Like a swiss army knife, Hoyle Casino 2006 is decent at everything but master of none. One thing that makes this a traditional Hoyle title is the ability for you to create your own persona complete with customizable portraits and voice. You’re given five thousand dollars to start off and from there you can choose to play any type of game with artificial intelligence substituting as competitors or by yourself with the dealer (if applicable).
The ambience of Hoyle Casino 2006 hits the atmosphere right on. This is no theme-embellished casino like Las Vegas joints but a nice comforting jazz tune plays in the background. So nice, in fact, I didn’t notice it looping after hours of gameplay at the poker tables. Hoyle Casino 2006 also features competitors that each come with their own little story. There’s the bride who is spending her night out by herself. There is the aspiring country singer. Throughout gameplay, they occasionally interject comments giving the game a less sterile touch.
In spite of the myriad of game types, the strength of Hoyle Casino 2006 undoubtedly lies in the card games and more traditional casino fare. The weakest portions can be chocked up to the horse racing, which is simply a fixed race of the same mechanical horses over and over again. The slot machines, although interesting and numerous, become a bit tedious over time. And the video poker and blackjack machines don’t give the betting flexibility as real players, although it’s a great way to learn the basic rudiments of the game. Hoyle Casino 2006 divides its tables up by wager size ($5-$25, $5-unlimited, etc.) and also offers tournament versions of some games.
By far my favorites are the blackjack, poker and roulette tables. Playing with the computer players yields some strange results though. In Blackjack, for example, players who hit on 16 or 17 are found standing on 13 in subsequent hands after four cards. Consistency is an issue. Hoyle Casino 2006 also features the popular Texas Hold’em variant of poker. But the players here are less aggressive than the ones you’ll find at your local office game. The computer players have no idea of pot odds for example. They can be easily goaded into raising their entire game on one pair. They will also always open or raise when they get pocket pairs before the community cards are actually dealt. With these rather predictable games, it’s difficult for experts to take up on Hoyle’s version of Texas Hold’em although it kept me (an amateur) entertained for hours. Roulette revealed some of the strangest results. It’s where the artificial intelligence players appear to have the best chance to play the game and grow their purses. I’ve almost developed a strategy where I follow who is the hottest at the table since starting my own streak is neigh impossible.
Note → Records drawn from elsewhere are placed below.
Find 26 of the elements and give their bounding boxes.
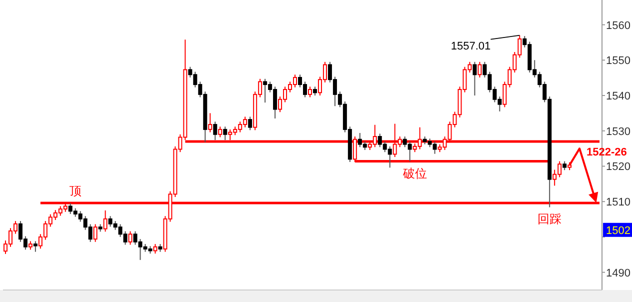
candlestick <box>308 86 312 98</box>
candlestick <box>218 126 222 138</box>
annotation: 顶 <box>69 184 82 198</box>
candlestick <box>248 116 252 131</box>
annotation: 1522-26 <box>586 146 627 158</box>
annotation: 破位 <box>402 166 427 180</box>
candlestick <box>93 224 98 242</box>
candlestick <box>208 112 212 133</box>
candlestick <box>472 61 477 96</box>
candlestick <box>223 126 228 141</box>
candlestick <box>478 61 482 78</box>
y-tick-label: 1550 <box>606 55 630 68</box>
candlestick <box>103 210 108 232</box>
annotation: 回踩 <box>538 212 562 226</box>
candlestick <box>128 230 132 246</box>
y-tick-label: 1540 <box>606 90 630 102</box>
y-tick-label: 1560 <box>606 20 630 32</box>
y-tick-label: 1530 <box>606 126 630 138</box>
y-tick-label: 1510 <box>606 196 630 209</box>
candlestick <box>213 121 218 141</box>
y-tick-label: 1490 <box>606 267 630 280</box>
y-tick-label: 1520 <box>606 161 630 174</box>
candlestick <box>153 244 158 254</box>
annotation: 1502 <box>606 224 630 237</box>
annotation: 1557.01 <box>450 40 491 52</box>
candlestick <box>33 240 38 252</box>
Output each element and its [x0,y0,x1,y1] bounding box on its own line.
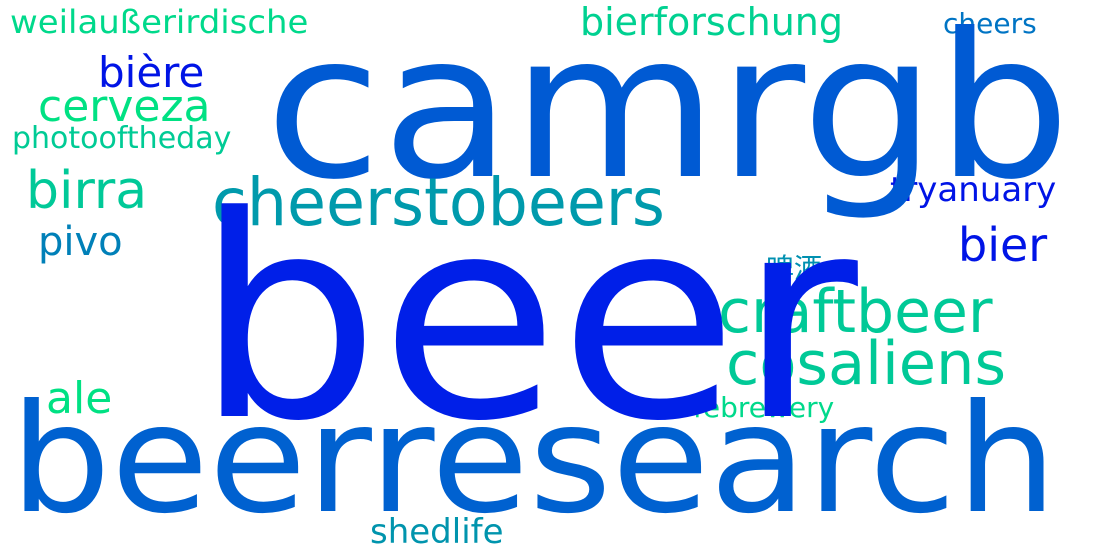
word-photooftheday: photooftheday [12,121,232,156]
word-camrgb: camrgb [265,0,1071,224]
word-tryanuary: tryanuary [890,170,1057,210]
word-febrewery: febrewery [693,391,835,424]
word-biere: bière [98,48,205,97]
word-bier: bier [958,218,1048,272]
word-ale: ale [46,373,113,424]
word-cerveza: cerveza [38,81,211,132]
word-beerresearch: beerresearch [10,373,1058,547]
word-weilausserirdische: weilaußerirdische [10,3,309,41]
word-beer: beer [195,157,858,483]
word-pivo: pivo [38,219,123,265]
word-cosaliens: cosaliens [726,329,1007,399]
word-cheers: cheers [943,7,1037,40]
word-bierforschung: bierforschung [580,0,843,44]
word-craftbeer: craftbeer [718,277,993,347]
word-cjk-beer: 啤酒 [766,252,823,285]
word-shedlife: shedlife [370,512,504,552]
word-birra: birra [26,161,148,221]
word-cheerstobeers: cheerstobeers [212,164,665,241]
Notably missing in the game is some functionality to connect online. Although the artificial personalities are neat, I would have liked the opportunity to download more online. The holy grail would be the ability to invite human players to your games over the Internet. There is already the function to allow you to send positive or negative messages to your artificial friends in the game. It doesn’t take much to extend the interface to include some chatting. After all, Hoyle titles made an appearance on Sierra’s venerable bulletin board system (BBS), The Sierra Network, more than a decade ago. So I was disappointed not to see any online connectivity in this title from Encore.
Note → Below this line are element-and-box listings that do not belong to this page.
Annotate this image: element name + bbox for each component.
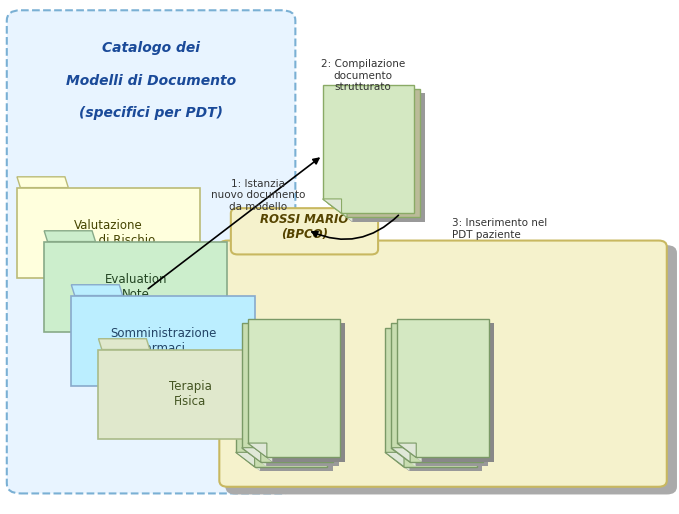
Polygon shape <box>390 332 482 471</box>
Polygon shape <box>248 319 340 457</box>
Polygon shape <box>236 328 327 467</box>
FancyBboxPatch shape <box>225 245 677 494</box>
Polygon shape <box>403 323 494 462</box>
Polygon shape <box>391 448 410 462</box>
Text: Evaluation
Note: Evaluation Note <box>105 272 167 301</box>
Text: 1: Istanzia
nuovo documento
da modello: 1: Istanzia nuovo documento da modello <box>211 179 305 212</box>
Polygon shape <box>328 89 420 217</box>
Text: ROSSI MARIO
(BPCO): ROSSI MARIO (BPCO) <box>260 213 349 242</box>
Polygon shape <box>71 285 123 296</box>
FancyBboxPatch shape <box>71 296 255 386</box>
Polygon shape <box>403 447 422 462</box>
Polygon shape <box>253 447 272 462</box>
Polygon shape <box>44 231 96 242</box>
Polygon shape <box>323 199 342 213</box>
FancyBboxPatch shape <box>231 208 378 254</box>
Polygon shape <box>247 327 339 466</box>
Polygon shape <box>241 237 368 248</box>
Text: Somministrazione
Farmaci: Somministrazione Farmaci <box>110 326 216 355</box>
Polygon shape <box>390 456 409 471</box>
Polygon shape <box>248 443 267 457</box>
Polygon shape <box>236 452 255 467</box>
Polygon shape <box>241 332 333 471</box>
Polygon shape <box>385 328 477 467</box>
Polygon shape <box>242 448 261 462</box>
FancyBboxPatch shape <box>7 10 295 493</box>
Polygon shape <box>397 452 416 466</box>
Polygon shape <box>385 452 404 467</box>
Polygon shape <box>323 85 414 213</box>
Text: Terapia
Fisica: Terapia Fisica <box>168 380 212 409</box>
Polygon shape <box>391 323 483 462</box>
Text: Valutazione
Score di Rischio: Valutazione Score di Rischio <box>62 218 155 247</box>
Polygon shape <box>397 443 416 457</box>
Polygon shape <box>328 203 347 217</box>
FancyBboxPatch shape <box>44 242 227 332</box>
Text: 2: Compilazione
documento
strutturato: 2: Compilazione documento strutturato <box>321 59 405 93</box>
Polygon shape <box>247 452 266 466</box>
Polygon shape <box>98 339 150 350</box>
Polygon shape <box>253 323 345 462</box>
Polygon shape <box>397 319 489 457</box>
FancyBboxPatch shape <box>17 188 200 278</box>
Text: 3: Inserimento nel
PDT paziente: 3: Inserimento nel PDT paziente <box>452 218 547 240</box>
Polygon shape <box>17 177 69 188</box>
FancyBboxPatch shape <box>98 350 282 439</box>
Polygon shape <box>333 207 352 222</box>
FancyBboxPatch shape <box>219 241 667 487</box>
Text: Catalogo dei

Modelli di Documento

(specifici per PDT): Catalogo dei Modelli di Documento (speci… <box>66 41 236 120</box>
Polygon shape <box>333 93 425 222</box>
Polygon shape <box>242 323 333 462</box>
Polygon shape <box>241 456 260 471</box>
Polygon shape <box>397 327 488 466</box>
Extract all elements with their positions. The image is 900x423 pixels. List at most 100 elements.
Hoyle Casino 2006 comes with tutorials to teach any game that you might not be familiar with. They do a good job in explaining the mechanics but aren’t really guides to gambling success. For that, you’ll have to learn by patiently playing along with the sometimes predictable (or predictably flawed) artificial characters or playing online with some real humans. I had the opportunity to play this on my notebook while on business travel and the sheer variety of games kept me engrossed so it’s a superior replacement for people who are playing solitaire or minesweeper on their laptops.